Indiana University, Home of Impressive GLO Chapter Houses!

Saturday was spent in Bloomington, Indiana, attending the Bloomington Alumnae Panhellenic Council’s Serving Up Sisterhood fundraiser. It was held at the Pi Beta Phi house on the Indiana University campus. My friend Mary Jane Hall served as chair of the event. It was such a fun day!

Indiana University was established by the State of Indiana on January 20, 1820. In 1867, IU became coeducational. A Fort Wayne newspaperman had suggested that equality could be reached by admitting women to the university. Sarah Parke Morrison, the daughter of the president of the Indiana University Board of Trustees, applied for admission in 1867. A 1857 graduate of Mount Holyoke College, she was told she had to correct deficiencies in her preparation in order to be admitted with the incoming students of 1867. In 1868, 12 more women were admitted. According to Clark (1970, p. 125): “The traditional social order took considerable readjusting before women could be made to feel welcome in the university. For instance, in planning for the commencement of 1869 professors were perhaps more worried about Miss Morrison’s graduation than they had been about her admission to classes. They were afraid she would be subjected to the curious and hostile stares of the audience. Even worse, she would have to walk across the stage to receive her diploma and her ankles might be exposed to immodest views.”

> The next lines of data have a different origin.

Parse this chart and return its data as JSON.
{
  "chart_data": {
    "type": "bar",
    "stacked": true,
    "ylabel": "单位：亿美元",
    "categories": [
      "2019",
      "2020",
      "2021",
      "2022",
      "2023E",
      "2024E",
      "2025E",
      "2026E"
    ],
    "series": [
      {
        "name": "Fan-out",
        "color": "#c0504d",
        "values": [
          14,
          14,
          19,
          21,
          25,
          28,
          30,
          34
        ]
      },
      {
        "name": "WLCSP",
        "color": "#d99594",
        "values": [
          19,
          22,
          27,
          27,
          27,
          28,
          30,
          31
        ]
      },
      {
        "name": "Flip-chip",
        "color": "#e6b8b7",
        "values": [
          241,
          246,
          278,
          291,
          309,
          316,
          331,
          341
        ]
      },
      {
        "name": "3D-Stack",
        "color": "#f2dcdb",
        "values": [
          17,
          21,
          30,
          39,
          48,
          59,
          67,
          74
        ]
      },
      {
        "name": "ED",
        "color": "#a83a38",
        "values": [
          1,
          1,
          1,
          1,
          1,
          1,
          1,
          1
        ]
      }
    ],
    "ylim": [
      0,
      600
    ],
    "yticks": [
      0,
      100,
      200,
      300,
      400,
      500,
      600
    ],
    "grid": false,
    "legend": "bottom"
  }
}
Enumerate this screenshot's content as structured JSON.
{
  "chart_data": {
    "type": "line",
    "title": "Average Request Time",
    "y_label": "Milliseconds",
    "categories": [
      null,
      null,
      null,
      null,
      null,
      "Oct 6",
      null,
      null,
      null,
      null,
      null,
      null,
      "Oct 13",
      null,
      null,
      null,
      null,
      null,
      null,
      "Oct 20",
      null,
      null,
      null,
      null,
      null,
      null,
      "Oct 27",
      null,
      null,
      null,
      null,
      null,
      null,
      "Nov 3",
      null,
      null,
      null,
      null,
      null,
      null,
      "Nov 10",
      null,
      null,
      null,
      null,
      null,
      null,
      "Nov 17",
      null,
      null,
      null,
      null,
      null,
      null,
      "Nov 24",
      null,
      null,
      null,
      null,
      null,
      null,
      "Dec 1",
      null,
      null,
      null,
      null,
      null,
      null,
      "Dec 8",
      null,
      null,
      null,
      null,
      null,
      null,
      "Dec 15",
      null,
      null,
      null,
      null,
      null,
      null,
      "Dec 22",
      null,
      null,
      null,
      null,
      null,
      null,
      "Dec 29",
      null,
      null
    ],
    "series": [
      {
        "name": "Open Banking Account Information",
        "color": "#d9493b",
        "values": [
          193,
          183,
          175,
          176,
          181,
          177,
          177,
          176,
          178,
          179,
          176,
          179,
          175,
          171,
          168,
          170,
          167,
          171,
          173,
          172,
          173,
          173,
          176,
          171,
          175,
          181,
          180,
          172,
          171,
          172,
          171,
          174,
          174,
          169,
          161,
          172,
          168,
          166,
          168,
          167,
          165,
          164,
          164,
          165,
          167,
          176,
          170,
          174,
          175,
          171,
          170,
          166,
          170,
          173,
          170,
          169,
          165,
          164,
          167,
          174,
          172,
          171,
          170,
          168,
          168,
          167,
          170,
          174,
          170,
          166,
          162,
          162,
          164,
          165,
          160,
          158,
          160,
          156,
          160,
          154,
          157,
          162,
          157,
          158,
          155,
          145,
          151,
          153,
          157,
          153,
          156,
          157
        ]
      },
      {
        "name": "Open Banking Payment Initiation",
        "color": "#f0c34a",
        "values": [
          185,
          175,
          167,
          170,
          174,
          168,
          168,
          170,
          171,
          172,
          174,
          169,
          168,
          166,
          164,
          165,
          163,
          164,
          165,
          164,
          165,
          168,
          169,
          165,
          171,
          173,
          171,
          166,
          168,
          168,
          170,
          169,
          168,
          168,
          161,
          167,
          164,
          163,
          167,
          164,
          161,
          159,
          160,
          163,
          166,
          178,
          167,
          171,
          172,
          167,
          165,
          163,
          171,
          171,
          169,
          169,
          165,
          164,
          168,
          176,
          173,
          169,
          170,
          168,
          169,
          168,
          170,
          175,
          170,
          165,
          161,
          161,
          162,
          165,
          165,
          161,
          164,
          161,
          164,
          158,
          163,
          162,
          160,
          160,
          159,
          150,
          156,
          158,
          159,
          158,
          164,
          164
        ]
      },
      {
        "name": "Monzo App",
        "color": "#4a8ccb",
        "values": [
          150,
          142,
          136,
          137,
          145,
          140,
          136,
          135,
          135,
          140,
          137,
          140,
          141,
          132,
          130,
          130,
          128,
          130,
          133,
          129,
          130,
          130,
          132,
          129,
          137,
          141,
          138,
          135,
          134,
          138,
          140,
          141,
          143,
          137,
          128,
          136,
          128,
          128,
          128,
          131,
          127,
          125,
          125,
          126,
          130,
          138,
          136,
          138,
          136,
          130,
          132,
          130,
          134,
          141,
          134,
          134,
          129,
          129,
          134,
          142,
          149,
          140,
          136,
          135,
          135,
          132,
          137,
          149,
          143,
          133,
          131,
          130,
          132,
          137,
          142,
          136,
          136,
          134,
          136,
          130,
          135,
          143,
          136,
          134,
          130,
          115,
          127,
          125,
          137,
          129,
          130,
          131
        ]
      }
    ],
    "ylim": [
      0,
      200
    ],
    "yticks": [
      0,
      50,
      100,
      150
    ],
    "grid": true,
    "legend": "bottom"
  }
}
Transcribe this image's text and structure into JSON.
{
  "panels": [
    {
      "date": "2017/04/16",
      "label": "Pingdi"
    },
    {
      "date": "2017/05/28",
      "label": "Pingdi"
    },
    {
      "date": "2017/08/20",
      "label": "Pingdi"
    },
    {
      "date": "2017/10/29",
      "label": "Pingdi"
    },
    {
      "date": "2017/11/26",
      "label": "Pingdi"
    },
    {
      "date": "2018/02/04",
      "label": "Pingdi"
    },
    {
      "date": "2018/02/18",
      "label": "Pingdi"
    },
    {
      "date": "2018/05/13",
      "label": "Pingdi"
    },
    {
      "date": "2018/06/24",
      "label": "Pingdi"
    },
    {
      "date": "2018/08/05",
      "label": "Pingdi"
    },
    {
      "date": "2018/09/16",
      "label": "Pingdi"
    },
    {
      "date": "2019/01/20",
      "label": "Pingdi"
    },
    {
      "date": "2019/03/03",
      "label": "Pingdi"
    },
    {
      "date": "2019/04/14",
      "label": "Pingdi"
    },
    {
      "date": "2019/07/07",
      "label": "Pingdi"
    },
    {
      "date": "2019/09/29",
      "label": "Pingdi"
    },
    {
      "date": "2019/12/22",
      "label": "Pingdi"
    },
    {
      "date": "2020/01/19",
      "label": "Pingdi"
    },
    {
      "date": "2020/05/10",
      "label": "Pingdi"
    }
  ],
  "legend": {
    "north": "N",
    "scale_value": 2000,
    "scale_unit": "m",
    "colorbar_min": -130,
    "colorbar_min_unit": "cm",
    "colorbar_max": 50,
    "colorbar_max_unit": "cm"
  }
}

The Pi Chapter of Beta Theta Pi, founded in 1845, was the first men’s fraternity on campus. Phi Delta Theta (1849), Sigma Chi (1858) Phi Kappa Psi (1869), Delta Tau Delta (1870), Phi Gamma Delta (1871), Kappa Sigma (1887), and Sigma Nu (1892) were founded before 1900.

Kappa Alpha Theta was founded in Greencastle at Indiana Asbury College (now DePauw University) in 1870. IU became home to Theta’s second chapter. Correspondence took place between one of the Theta founders and the daughter of one of her father’s friends. On May 18, 1870, Kappa Alpha Theta was installed at Indiana University with the initiation of three charter members.

On October 12, 1872, Kappa Kappa Gamma made its appearance. A male student at Monmouth College, where Kappa was founded, had a female cousin attending Indiana University. Correspondence ensued and the chapter was installed.

A Pi Beta Phi member from the Franklin College chapter arrived to study at Indiana University and saw what she considered to be material for a Pi Beta Phi chapter. A charter was issued on March 30, 1893.

On December 10, 1898, the Delta Gamma chapter was the last women’s fraternity to be installed on the Indiana University campus prior to 1900.

These early chapters provided members an opportunity to live together in a chapter house. In the 1800s, most of the chapters rented homes. Owing a home took a considerable amount of capital which young chapters rarely had. This was in the day before colleges and universities offered students the opportunity to live in dormitories/residence halls, so living together in a home was a benefit of membership. As Greek-letter Organizations (GLOs) grew and developed an alumni/ae base, they seized the opportunity to purchase homes when it was feasible.

1936 newspaper article about the modernization of an IU sorority house.

1936 newspaper article about the modernization of an IU sorority house.

Today, the GLO homes at Indiana University are exceptionally impressive. I would pay good money to take a tour of any, or more ideally, all of the structures. I wonder if such a fundraiser has ever taken place.

I would be remiss if I did not mention the name of Herman B Wells (the lack of a period after his middle initial B is correct. He had no middle name, just the initial). Indiana University was his life for most of his very long life and his fingerprints can be found all over campus. Well’s belief in the American fraternity system cannot be doubted. As an undergraduate, he was an active member of Sigma Nu’s Beta Eta Chapter. While working on his Masters degree at Indiana, he was an active alumnus. From what I have read about him, he had a deep and abiding love for his fraternity;  he served as Regent of its High Council, as well as a member of the Sigma Nu Educational Foundation Board of Trustees. He helped found the Interfraternity Institute (IFI). The first IFI session for  fraternity and sorority professionals took place at Indiana University in 1970. Wells deserves a post of his own, and I hope to get to it in the near future.